The government of Botswana and De Beers, equal joint owners of Debswana Diamond Co., announced in late 2009 plans for major investments to extend the life of the Jwaneng open-pit diamond mine in Botswana, the world’s largest diamond mine by production value. The project, also known as Cut-8, will be the largest-ever single capital commitment in the private sector in Botswana and will ensure continuous production at the mine until at least 2025.

Initial capital expenditure for Cut-8 will total about $500 million. Taking into account all project stages, including feasibility, design, implementation and mining operations, and cost of plant and equipment, project investment is expected to total about $3 billion over the next 15 years.

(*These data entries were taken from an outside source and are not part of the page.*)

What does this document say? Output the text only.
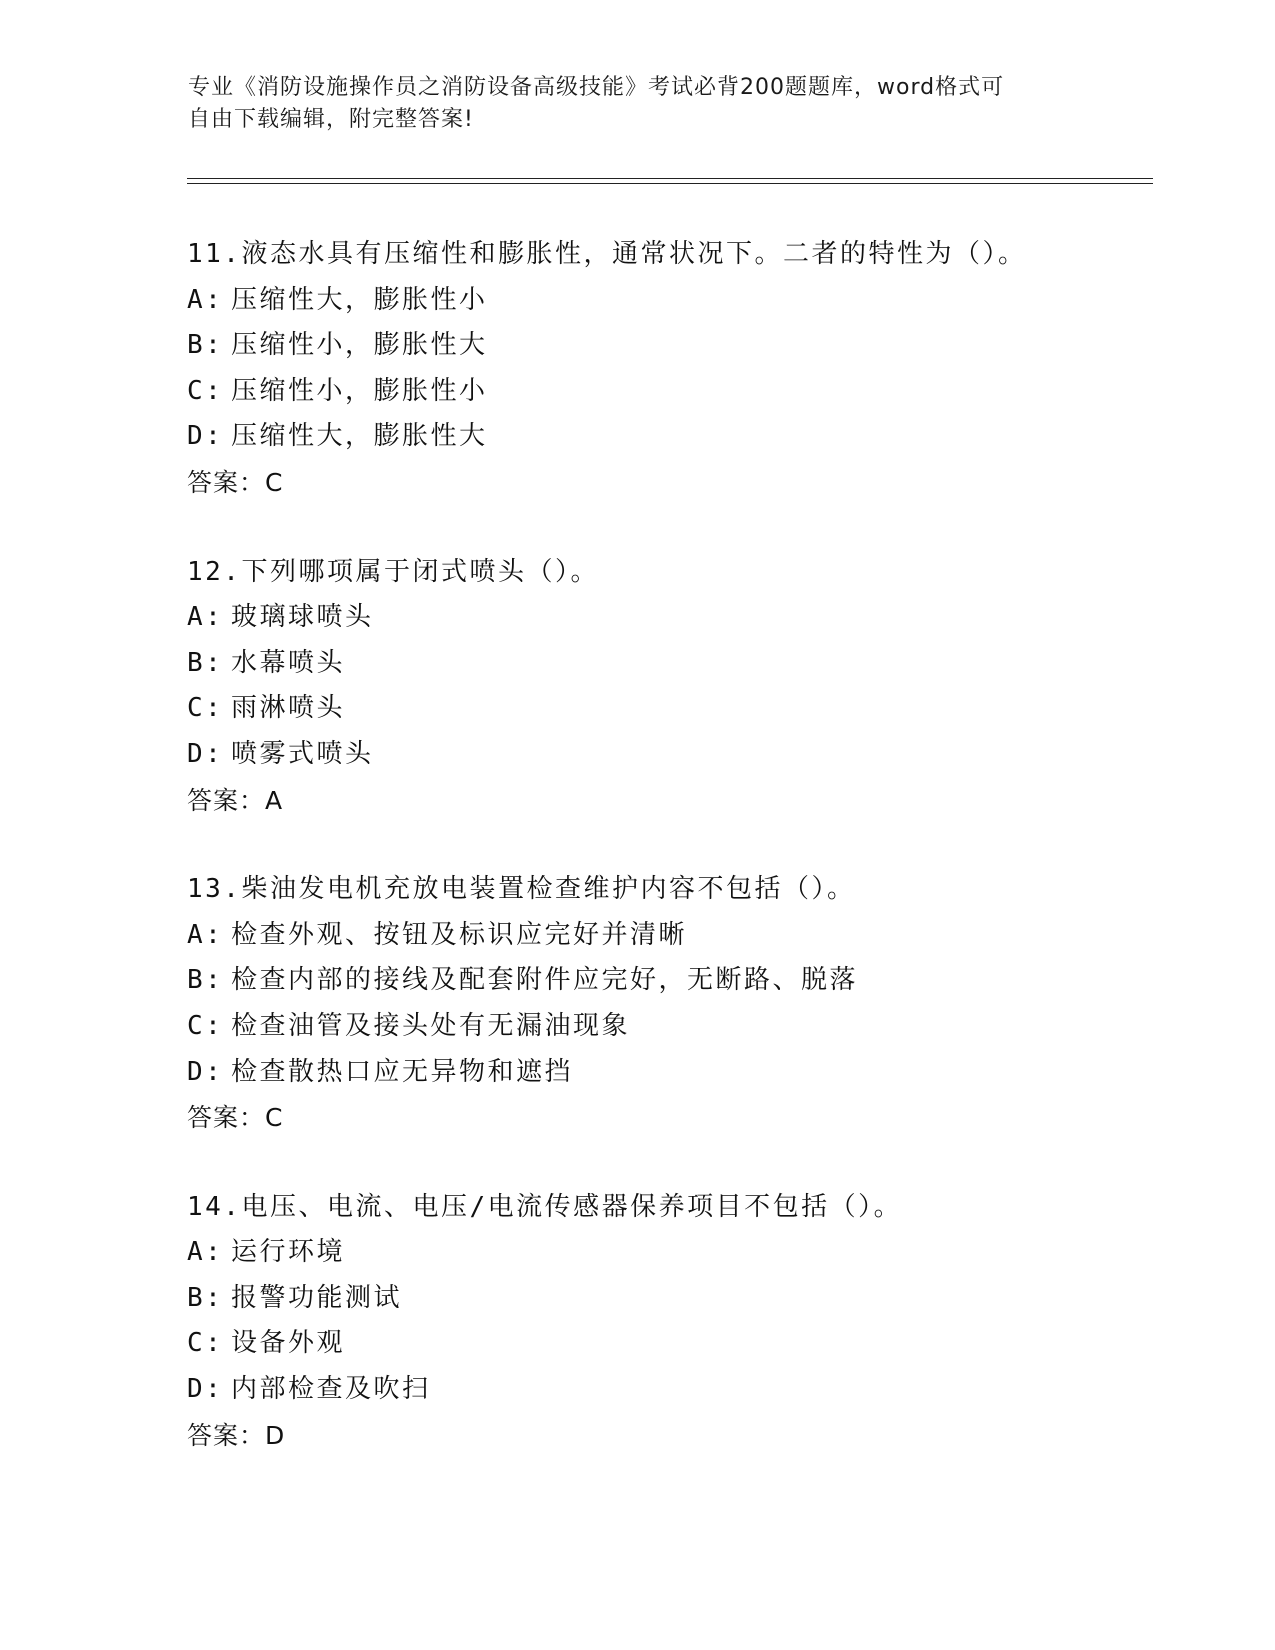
专业《消防设施操作员之消防设备高级技能》考试必背200题题库，word格式可

自由下载编辑，附完整答案!

11.液态水具有压缩性和膨胀性，通常状况下。二者的特性为（）。
A: 压缩性大，膨胀性小
B: 压缩性小，膨胀性大
C: 压缩性小，膨胀性小
D: 压缩性大，膨胀性大
答案：C
12.下列哪项属于闭式喷头（）。
A: 玻璃球喷头
B: 水幕喷头
C: 雨淋喷头
D: 喷雾式喷头
答案：A
13.柴油发电机充放电装置检查维护内容不包括（）。
A: 检查外观、按钮及标识应完好并清晰
B: 检查内部的接线及配套附件应完好，无断路、脱落
C: 检查油管及接头处有无漏油现象
D: 检查散热口应无异物和遮挡
答案：C
14.电压、电流、电压/电流传感器保养项目不包括（）。
A: 运行环境
B: 报警功能测试
C: 设备外观
D: 内部检查及吹扫
答案：D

Development of Cut-8 will require the removal of more than 700 million mt of waste between 2010 and 2024, exposing 78 million mt of diamond-bearing ore and deepening the Jwaneng pit to a depth of 650 m. The project is expected to provide access to 95 million carats of diamonds, which have the potential to be worth more than $15 billion over the life of the mine.

Fluor Corp. won the engineering, procurement and construction management (EPCM) contract from Debswana to execute the Jwaneng Cut 8 project. After successfully completing the feasibility study for Debswana earlier in 2009, Fluor was awarded the procurement and construction management phases of the project valued at approximately $450 million in the last quarter of 2009.

Jwaneng Cut 8 is the latest in a number of projects being developed by Fluor as part of a portfolio which includes a new diamond processing plant at the Orapa diamond mine and the expansion of the Morupule coal mine. The Cut-8 expansion includes relocating and rebuilding portions of existing surface infrastructure that are impacted by the pit expansion.